Sans mots à cause de Mymo ?
Nous avons eu la semaine passée l’occasion de nous questionner sur l’adéquation de l’usage, pour des enfants de 4 à 10, d’un portable leur permettant d’être à tous moments en contact avec un adulte de référence.
Le Mymo joue en plain la carte de la modernité, pas celle qui fait grandir, mais celle qui rend dépendant et emprisonné en favorisant l’immersion sans limite des parents dans la vie de l’enfant et vice versa.
Nous avons vu qu’une continuelle réassurance, dans sa matérialité sensorielle, d’une présence parentale empêche l’intégration de la pérennité du lien affectif. Avoir confiance en soi, en l’autre, dans la vie c’est pouvoir se dire : «Même si je suis seul maintenant, je sais que je ne suis pas abandonné. J’existe aux yeux de ceux que j’aime et qui sont importants pour moi. Ceux-là ont confiance en ma capacité d’affronter la Vie. »

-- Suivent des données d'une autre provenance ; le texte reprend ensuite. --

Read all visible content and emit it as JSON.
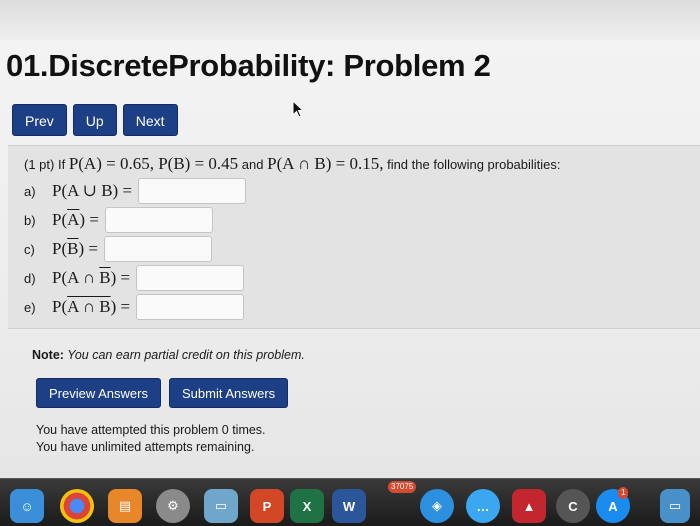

Ne pas savoir accepter des moments de détachements, de distanciation confirme, au regard de l’enfant, la fragilité des liens affectifs. Aussi paradoxal que cela ait l’air ! C’est l’absence de l’autre qui permet de « penser » sa présence. La distance seule permet d’expérimenter la relation, de se sentir relié. Aussi, la disponibilité totale (sans doute impossible) n’est certainement pas souhaitable ! Elle nourrit l’angoisse et le doute.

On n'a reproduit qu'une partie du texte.